Saturday, June 16, 2012

So, you want to learn Linux?

Recently, I have happily been surrounded by some folks with little (or no) experience with Linux who are now eager to learn more about both Linux and Open Source.

I have occasionally caught myself talking to them like a Grandpa talking to his grandkids about walking to the snow. Why? When I first loaded Linux things were very different. Sure, it was a lot easier when I started (about 11-12 years ago) than in the really early days of distributions like SLS. My first distro was Red Hat 7 (the *original* Red Hat before the Fedora Project). Even though some things were less magically auto-configuring as they are now, it was still pretty easy to install and use for someone who was already a Windows and Macintosh 'power-user'. It wasn't until I got 'bored' with Red Hat/Fedora and moved on to Slackware did I really learn about Linux.

I used Slackware exclusively for several years before moving on Ubuntu (and eventually, most recently back to Fedora/Red Hat). I initially moved on from Slackware because I was at the point where I truly understood the system, and just wanted something that was more magically auto-configuring, with a more robust package manager, and with more pre-built packages in the repositories (with proper dependency resolution). I'm glad I had that experience with Slackware though...because...without it, I don't think I would have ever really understood how a Linux distribution works the way I now do.

Really (I feel kinda 'old' saying this) folks who only started with a distro like Ubuntu, Mint, Fedora or openSUSE, that just works with a few mouse-clicks after booting from a LiveCD/USB just don't get exposed to the underpinnings of the system in the same way. Sure, you can go seek out the innards, but how many really do? Even if you want to learn, it's just harder to do (or it seems that way to me).

The funny thing is, now, I look at distros like Slackware and Arch and think of them as 'simple'. Why? Because there is no magic happening anywhere. You can easily see where everything is and what it does. They really aren't hard even though they are thought of as hard distros. Sure they are less automatic, but I wouldn't call that hard. My truck is a straight-drive...I don't find it hard, just less automatic. Same difference, really.

My advice to someone wanting to use Linux? Download one of the top-5 distros, load it up and compute away. Simple as that. My advice to someone wanting to learn Linux?

  • Use it. Don't dual-boot. MAKE it do what you need it to do. Don't give up.
  • Install a hard (ahem...less automatic) distro. Slackware, Arch, Debian, even Gentoo (if you have the patience for emerges).
  • Make that hard distro work. MAKE it do what you need it to. Don't give up.
  • Either stick with the hard distro, or move back to an easy distro.
  • Break stuff, then FIX it.
  • Ask for help. Join Mailing-lists, IRC channels and Internet Forums. You'll meet some cool people..and some jerks...just like 'real-life'. Learn from the cool people and ignore the jerks (unless they have good info).
  • TEACH back to others what you learn.
  • Become a part of the Open Source community.
  • Learn the difference between Open Source, Free Software and 'Freeware'. 
  • Use what distro/desktop environment/text editor/insert some other app here that makes you happy; Not what makes some anonymous internet person happy.
  • Argue with those anonymous internet people about what you think is best.
  • Change your mind. Try different things. You would've never known you liked Chocolate Ice Cream if you never tried it.
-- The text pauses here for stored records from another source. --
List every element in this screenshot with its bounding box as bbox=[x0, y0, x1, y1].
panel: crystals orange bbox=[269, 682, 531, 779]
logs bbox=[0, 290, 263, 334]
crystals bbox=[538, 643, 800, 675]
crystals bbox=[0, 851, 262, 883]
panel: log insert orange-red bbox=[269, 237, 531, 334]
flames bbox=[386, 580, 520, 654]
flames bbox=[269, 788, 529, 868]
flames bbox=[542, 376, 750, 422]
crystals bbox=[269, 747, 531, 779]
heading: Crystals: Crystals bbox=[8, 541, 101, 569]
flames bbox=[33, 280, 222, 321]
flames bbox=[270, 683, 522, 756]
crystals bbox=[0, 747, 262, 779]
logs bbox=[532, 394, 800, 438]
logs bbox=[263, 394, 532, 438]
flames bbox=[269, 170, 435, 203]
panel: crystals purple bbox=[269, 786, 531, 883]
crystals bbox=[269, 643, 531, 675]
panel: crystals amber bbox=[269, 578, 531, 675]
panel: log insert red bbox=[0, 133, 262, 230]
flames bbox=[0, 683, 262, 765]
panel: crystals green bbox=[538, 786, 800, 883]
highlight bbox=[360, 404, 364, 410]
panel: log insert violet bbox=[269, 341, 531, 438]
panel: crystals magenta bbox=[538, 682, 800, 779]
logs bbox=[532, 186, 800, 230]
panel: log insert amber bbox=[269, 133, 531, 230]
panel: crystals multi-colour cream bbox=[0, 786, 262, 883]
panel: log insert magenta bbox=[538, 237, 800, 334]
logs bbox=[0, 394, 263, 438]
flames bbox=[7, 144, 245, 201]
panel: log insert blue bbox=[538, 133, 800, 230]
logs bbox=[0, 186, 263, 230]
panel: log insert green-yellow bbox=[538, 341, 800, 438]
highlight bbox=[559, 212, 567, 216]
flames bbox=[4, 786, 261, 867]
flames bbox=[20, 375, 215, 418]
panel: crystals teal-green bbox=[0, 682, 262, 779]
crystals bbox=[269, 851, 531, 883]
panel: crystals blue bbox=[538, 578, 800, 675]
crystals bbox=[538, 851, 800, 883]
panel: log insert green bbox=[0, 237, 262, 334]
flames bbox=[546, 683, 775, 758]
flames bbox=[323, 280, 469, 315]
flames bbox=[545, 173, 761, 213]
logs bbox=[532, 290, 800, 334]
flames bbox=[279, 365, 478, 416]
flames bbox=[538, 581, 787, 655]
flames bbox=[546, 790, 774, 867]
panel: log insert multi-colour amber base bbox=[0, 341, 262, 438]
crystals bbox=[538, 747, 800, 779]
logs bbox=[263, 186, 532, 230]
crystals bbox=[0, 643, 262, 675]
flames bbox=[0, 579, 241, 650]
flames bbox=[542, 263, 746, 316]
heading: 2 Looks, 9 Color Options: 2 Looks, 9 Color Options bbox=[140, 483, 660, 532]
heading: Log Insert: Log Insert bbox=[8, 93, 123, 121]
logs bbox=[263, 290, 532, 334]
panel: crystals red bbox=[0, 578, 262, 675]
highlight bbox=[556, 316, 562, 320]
...and most importantly...

Have Fun!

Regardless of whether I'm using a computer for pleasure, learning or for work, I'm always having fun. That's how I know I'm in the right career. I love computers...I'm fascinated by them. I like teaching them new things, and I like them to teach me new things. 


  1. Such a great post! Gave up paying MS tax after Vista debacle. Currently run 40+ distros as VMs. Some BSD, and Solaris as well.Own and operate It ain't much but it's mine.
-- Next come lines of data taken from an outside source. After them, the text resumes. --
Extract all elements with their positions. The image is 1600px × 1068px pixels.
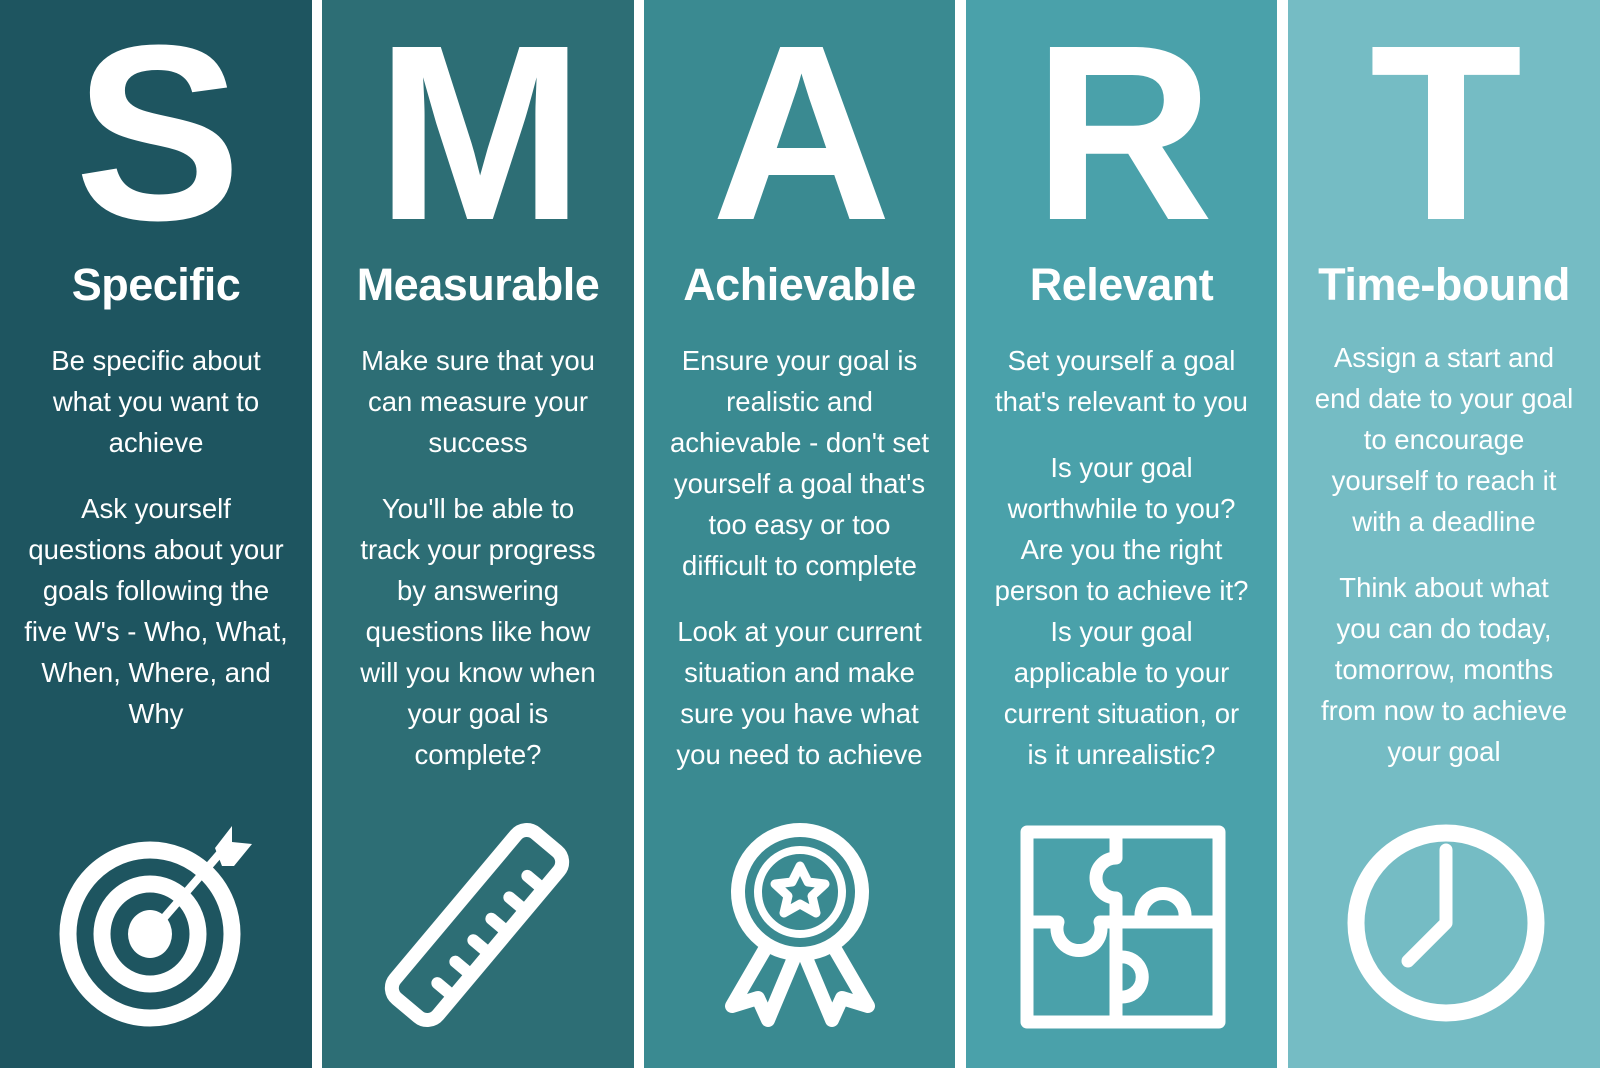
text: achievable body: you need to achieve <box>676 739 923 770</box>
letter S: S <box>75 0 237 272</box>
text: relevant body: is it unrealistic? <box>1028 739 1216 770</box>
text: time-bound body: your goal <box>1387 736 1501 767</box>
text: relevant body: current situation, or <box>1004 698 1239 729</box>
text: measurable body: success <box>428 427 528 458</box>
text: specific body: Why <box>128 698 184 729</box>
text: specific body: questions about your <box>28 534 284 565</box>
text: measurable body: Make sure that you <box>361 345 595 376</box>
text: achievable body: achievable - don't set <box>670 427 929 458</box>
text: measurable body: track your progress <box>360 534 596 565</box>
text: achievable body: sure you have what <box>680 698 919 729</box>
text: achievable body: too easy or too <box>709 509 890 540</box>
text: measurable body: can measure your <box>368 386 588 417</box>
text: measurable body: complete? <box>415 739 541 770</box>
text: achievable body: situation and make <box>684 657 915 688</box>
text: specific body: goals following the <box>43 575 269 606</box>
text: measurable body: You'll be able to <box>382 493 574 524</box>
text: relevant body: person to achieve it? <box>995 575 1248 606</box>
letter R: R <box>1033 0 1210 272</box>
text: relevant body: that's relevant to you <box>995 386 1248 417</box>
letter T: T <box>1370 0 1518 272</box>
text: specific body: achieve <box>109 427 203 458</box>
text: time-bound body: to encourage <box>1364 424 1524 455</box>
text: measurable body: your goal is <box>408 698 548 729</box>
panel: specific <box>0 0 312 1068</box>
text: time-bound body <box>1315 342 1573 767</box>
text: specific body: When, Where, and <box>41 657 271 688</box>
text: achievable body: realistic and <box>726 386 873 417</box>
panel: measurable <box>322 0 634 1068</box>
text: time-bound body: end date to your goal <box>1315 383 1573 414</box>
text: achievable body: yourself a goal that's <box>674 468 925 499</box>
text: achievable body <box>670 345 929 770</box>
text: time-bound body: from now to achieve <box>1321 695 1567 726</box>
text: specific body: what you want to <box>53 386 259 417</box>
text: time-bound body: yourself to reach it <box>1332 465 1556 496</box>
text: time-bound body: with a deadline <box>1352 506 1536 537</box>
text: measurable body: questions like how <box>366 616 590 647</box>
icon: clock <box>1348 824 1544 1022</box>
icon: puzzle <box>1020 826 1226 1028</box>
text: time-bound body: you can do today, <box>1336 613 1552 644</box>
text: achievable body: difficult to complete <box>682 550 917 581</box>
text: measurable body: by answering <box>397 575 559 606</box>
text: specific body: five W's - Who, What, <box>24 616 288 647</box>
icon: award medal <box>725 823 875 1027</box>
panel: relevant <box>966 0 1277 1068</box>
icon: ruler <box>384 823 570 1027</box>
panel: time-bound <box>1288 0 1600 1068</box>
text: time-bound body: tomorrow, months <box>1335 654 1553 685</box>
text: achievable body: Ensure your goal is <box>682 345 917 376</box>
text: time-bound body: Think about what <box>1339 572 1549 603</box>
text: relevant body: Are you the right <box>1021 534 1222 565</box>
panel: achievable <box>644 0 955 1068</box>
text: relevant body: Set yourself a goal <box>1008 345 1235 376</box>
heading: Achievable: Achievable <box>683 259 916 310</box>
text: relevant body: worthwhile to you? <box>1008 493 1235 524</box>
text: relevant body: applicable to your <box>1014 657 1229 688</box>
heading: Specific: Specific <box>72 259 240 310</box>
text: specific body: Be specific about <box>51 345 261 376</box>
heading: Measurable: Measurable <box>357 259 599 310</box>
text: relevant body: Is your goal <box>1050 452 1193 483</box>
text: measurable body: will you know when <box>360 657 596 688</box>
icon: target <box>60 826 252 1026</box>
text: time-bound body: Assign a start and <box>1334 342 1554 373</box>
text: measurable body <box>360 345 596 770</box>
text: achievable body: Look at your current <box>677 616 922 647</box>
letter M: M <box>376 0 580 272</box>
text: specific body: Ask yourself <box>81 493 231 524</box>
text: relevant body: Is your goal <box>1050 616 1193 647</box>
letter A: A <box>711 0 888 272</box>
heading: Time-bound: Time-bound <box>1318 259 1570 310</box>
text: relevant body <box>995 345 1248 770</box>
heading: Relevant: Relevant <box>1030 259 1213 310</box>
text: specific body <box>24 345 288 729</box>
  2. I love Linux but I also lack the patience to 'learn' all about it. I use Ubuntu, Lubuntu and Mint KDE. Something happened to my Mint install and I fixed it as I also do things via the terminal but that's the beauty of Linux. There is a distro for every user. One of the cool things about Ubuntu is that it is so simple and automated. I like Fedora as well. I had a similar conversation with a experienced Linux user who hated Ubuntu and the more automated Linux distros. He felt they were too easy. The height of sophistication is simplicity was my reply.
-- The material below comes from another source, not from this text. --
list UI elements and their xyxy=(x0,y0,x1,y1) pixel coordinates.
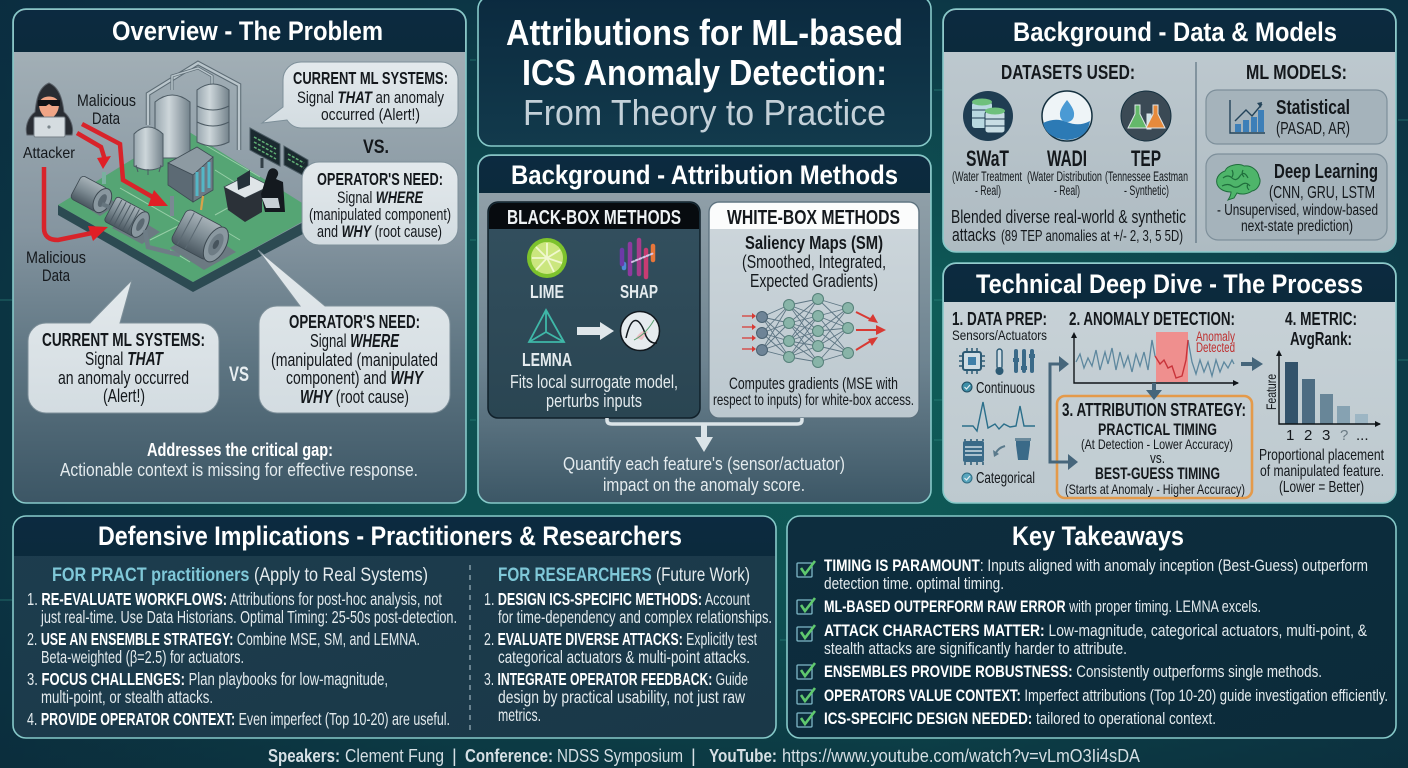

    I don't feel I should know all about how my car works to drive it nor should I need a IT degree to use Linux. Those who want to learn all about Linux should. I want to be able to use my computer to do work not to have to spend hours to get it to work.

  3. @ Confused by Linux I think Jayson pointed it out pretty clearly "... My advice to someone wanting to *use* Linux? Download one of the top-5 distros, load it up and compute away.. "
    He did not insinuate that you need to "Learn how your car works, to use it" but that if you want to learn linux, you have to get you hands dirty with the configurations, you have to ask for help and you should help others, that is how you *learn* Linux

  4. I recommend revising this post regarding Debian.

    Debian's installer asks a few more questions than Ubuntu, say, but at least since Debian the install has been something that novice users can do by clicking the next button a bunch of times.

    The only area where I think Debian has some difficulty over things like Ubuntu and Mint is installing codecs and some hardware drivers. It's not hard by any means, it's just not automatic/done for you. Unfortunately, this hasn't stopped bloggers and other tech writers who may not be familiar with Debian from saying it's "advanced" or "user unfriendly."

    (P.S. I think that because Debian ships upstream versions of all its software, more or less, it is much easier to use than, say, Mint. I trust the expects at GNOME to make a better user experience than the Mint developers.)

  5. I agree - I don't think Debian is hard...neither is Slackware or Arch - as I said in the post - just less automatic. You will learn more setting up a Debian system just the way you want it than you will simply installing a LiveCD and running along.

  6. Thanks for the motivating and clear beginner tasklist at the end of the article. For about 2 years now I've been using Ubuntu and for this summer I was planning on configuring a Fedora desktop. After reading this I might as well give any of the 'harder' distros a go.

  7. Isnt RHEL also a lot of config but comes with an auto config on the side? Wouldn't it be a good idea to just stick to redhat? I like Slackware but the creator Patrick is a 1 man show and I don't think its being too focused on. Maybe its just that Slackware is more BSD like that you prefer over the Sys V type linux for learning? I definitely would like to learn the inner workings of Linux better but I just don't understand why that can't be done on Redhat terminal?

  8. thanks a lot, you really point out the way !

  9. Hi Jayson, just have to say, you've made an excellent post. I've been a Slacker since late 1993, and I've played with every major distro out there, and always relaxed and breathed right once I go back to Slackware. The one point I wish people understood better was what you drove home - that with Slackware, you live the operating system. It's like learning a foreign language by Rosetta Stone or community college vs. living in the culture. And you're dead on about you're approach to learning the OS by using it full time. Regardless of OS, this is excellent advice. Just persisting is a triumph some days.

  10. Awesome, I've wanted to start with linux for ages! However, I only have a MacBook Air (2011) and none of the distributions I've seen like that D: as a student I can't really afford a desktop pc. Is there anything you can recommend?